Überraschend kommen die Anstiege nicht. Schon im Zuge erster Lockerungen und dann erst recht in der Reisezeit ist damit gerechnet worden. Und jetzt steht mit der Wiederaufnahme des Schulunterrichts die nächste Herausforderung an. Das Problem derzeit ist, dass die Anstiege nur teilweise eindeutig zuzuordnen sind, was in der Vergangenheit beispielsweise bei Ischgl und Karnevalsumzügen, Großkundgebungen oder großen Sportevents zumindest im Nachhinein möglich war. Einigermaßen klar war auch, dass das Virus in seiner globalen Verbreitung Mutationen durchmachen und so eher an Hartnäckigkeit zulegen wird. Das macht im Übrigen die weltweite Suche nach einem wirklich wirksamen Impfstoff nicht einfacher.
Zweite Welle kaum zu verkraften
Nach den verheerenden Auswirkungen der ersten Welle mag sich niemand recht vorstellen, was eine zweite Welle mit all ihren Konsequenzen wirklich bedeuten würde. Ob die Gesellschaft eine Neuauflage der drastischen Maßnahmen verkraften und hinnehmen würde, wird vielfach bezweifelt. Befürchtet wird, dass sich das, was jetzt noch begrenzte und teilweise krude Proteste sind, in andere Dimensionen entwickeln könnte. Erst recht, wenn sich die wirtschaftlichen Entwicklungen drastisch verschärfen. Die bisherigen Gegenmaßnahmen haben bereits ein (finanzielles) Ausmaß, das in Deutschland zwar nach Einschätzung von Bundesfinanzminister Olaf Scholz (SPD) beherrschbar und vertretbar ist. Das aber eben nur, wenn es nicht zu einer zweiten Welle vergleichbarer Dimension kommt.
Für die Wirtschaft selbst, die sich zumindest in Deutschland wieder leicht berappelt, ist die globale Entwicklung entscheidend. Die Pandemie hat so ziemlich alle Schwachstellen der global vernetzten und arbeitsteiligen Weltwirtschaft aufgezeigt, mit den entsprechenden Konsequenzen für den „Exportweltmeister“ Deutschland, dem nicht nur Absatzmärkte weggebrochen sind, der auch seine extreme Abhängigkeit in bestimmten Bereichen von Importen und Lieferketten drastisch gespürt hat. Für eine Neuaufstellung war die Zeit noch zu kurz. Ganz abgesehen davon, dass die grundsätzlichen Fragen dahinter im Blick auf globalen Wirtschaftsstrukturen völlig ungeklärt sind – das allerdings auch schon lange vor Corona durch die Handelskonflikte und Verteilungskämpfe, die in der jüngsten Vergangenheit aufgebrochen sind.

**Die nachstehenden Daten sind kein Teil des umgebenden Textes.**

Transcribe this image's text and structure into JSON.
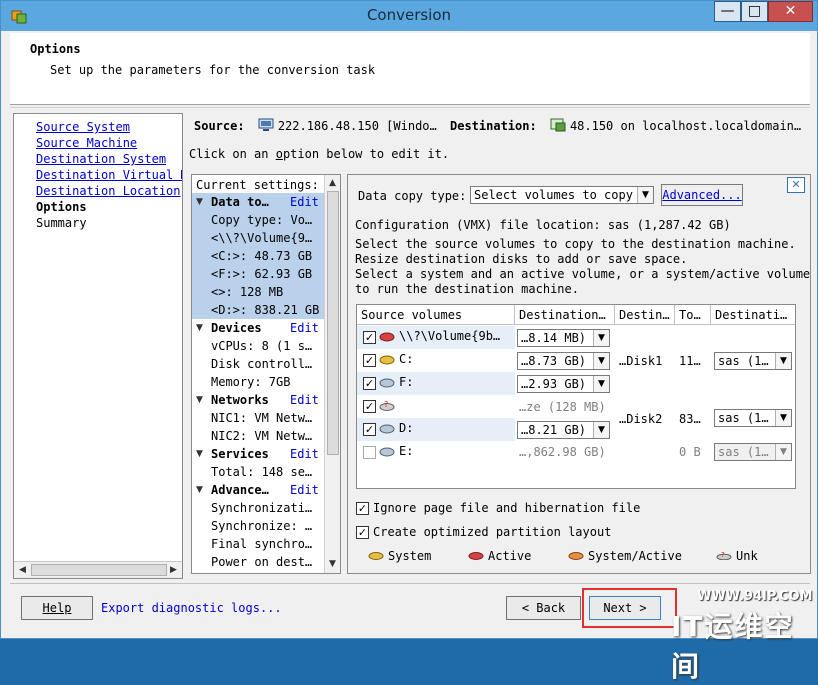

Es bleibt also die permanente Abwägung von Maßnahmen, um die Pandemie zumindest im Griff zu behalten. Deutlich wird das auch in der Begründung des Bundesverfassungsgerichts, das einen Eilantrag gegen die derzeit geltenden Maßnahmen zurückgewiesen hat. Die hätten zwar merkliche Folgen für die Lebensgestaltung, eine Aufhebung könne aber zu einem Anstieg der Infektionszahlen und damit zu Maßnahmen führen mit „härteren Grundrechtseinschnitten“ als die Befolgung der derzeitigen Maßnahmen. Die Entscheidung im Hauptverfahren steht zwar noch aus, aber die Begründung zeigt, was auf absehbare Zeit Herausforderung bleibt.